On the other hand, more transformational ideas fare better in a dedicated team, or “lab”, that is strategically aligned to the central business but free to explore beyond the borders of today’s operations and business models.

It requires deliberate and delicate governance. But with the right targets, resources and metrics in place, this dual-focus approach to innovation ensures that incremental and disruptive ideas can show up with the right balance.

Takeaway: Do incremental innovation in teams, and exponential exploration in labs.

Overcoming risk aversion

The majority of people never share the best idea they ever had. Why? The personal stakes usually feel too high to share genuinely original ideas. When the personal vulnerability to propose original ideas is lacking, the organisation’s future commercial vulnerability increases. We’re unintentionally starving tomorrow’s innovation pipeline.

The solution is to lower the stakes. Make it safer and more comfortable to take the first meaningful step towards exploring a bold idea.

Great innovators do this by equipping their people to run small, fast, cheap experiments. The aim is to test the biggest assumptions behind bold ideas before spending any money developing them. Don’t spend $50,000 building a prototype, spend $500 testing the hypothesis that anyone cares about the problem you’re trying to solve. By the way, that untested assumption is the single largest reason that start-ups fail.

By running minimum viable product (MVP) experiments, the stakes of failure become so low that suddenly everyone is comfortable taking the first step in exploring an idea that wouldn’t otherwise make it off the whiteboard. And innovation gets democratised.

And there’s a huge upside for leaders: instead of being brought ‘pet’ ideas or hunches to invest in, teams come with real data that increases the chances of making good investment decisions.

“Experiments changed everything,” says Pernod Ricard UK’s former Managing Director Denis O’ Flynn. “We stopped asking for ideas and instead asked for experiments that came with data to help take the guesswork out of decision-making.”

Takeaway: Teach people to run low-stakes experiments that free them to dream big, start small, and learn fast.

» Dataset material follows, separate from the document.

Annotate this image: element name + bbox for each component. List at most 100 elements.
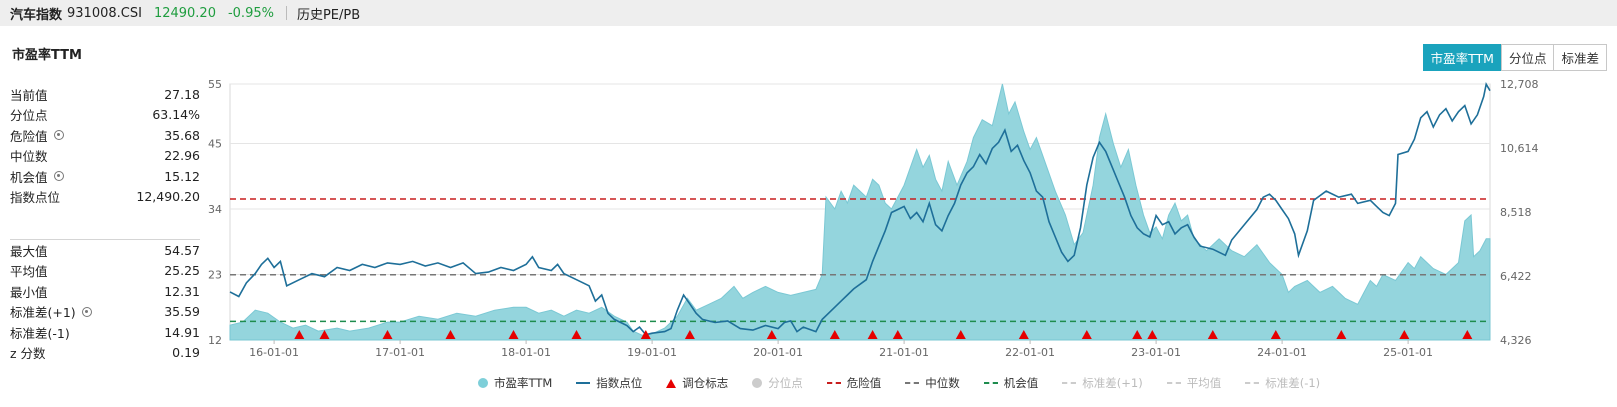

Evolving a certainty-driven culture

Few employees believe that their company culture truly enables innovation. Often that’s based on personal experience of seeing big ideas being paralysed by politics.

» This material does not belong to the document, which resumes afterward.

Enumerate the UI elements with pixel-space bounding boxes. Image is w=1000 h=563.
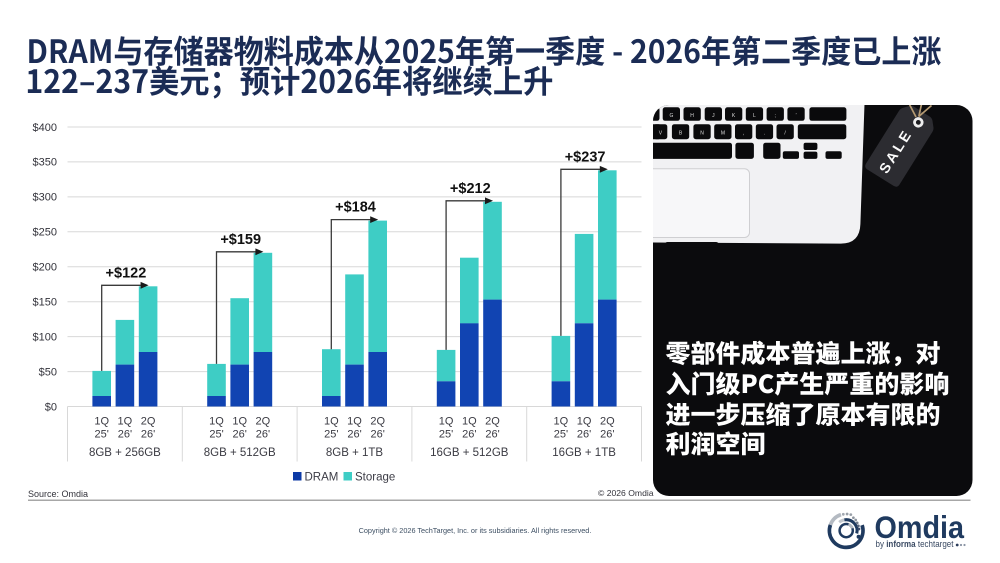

Culture and behaviours are shaped by what leaders really value. With that knowledge, the best innovation leaders make two important decisions about themselves: they drop the craving for absolute certainty in innovation decision-making (experimentation data helps here), and they dissolve their need to be seen as the ultimate expert in a particular field. Why do these things matter so much to culture?

Original ideas aren’t predictable. If underlying anxieties cause leaders to reject anything other than sure bets, we have a stewardship crisis on our hands. The future fortunes of the company are held hostage by today’s fears of failure.

But a combination of smart rewards, metrics and executive coaching can help.

The future fortunes of the company are held hostage by today’s fears of failure.

3M uses a ‘financial renewal’ metric that creates leadership accountability for delivering the levels of innovation that will help the company show up healthy in the future: 30% of revenues must come from products that didn’t exist five years ago.

That creates a chain reaction of innovation across the organisation, both in terms of the boldness of product ideas that it generates, and the kind of leadership needed for them to emerge and thrive.

Takeaway: List the innovation behaviours that your future strategy depends upon. What would need to be true for those behaviours to show up? What must leaders value and reward to motivate those behaviours?

Innovation only thrives when leaders deliberately commit to it. There’s no black art; it is entirely practical and measurable. Start small and learn your way forward. It’s how most of today’s great innovators began.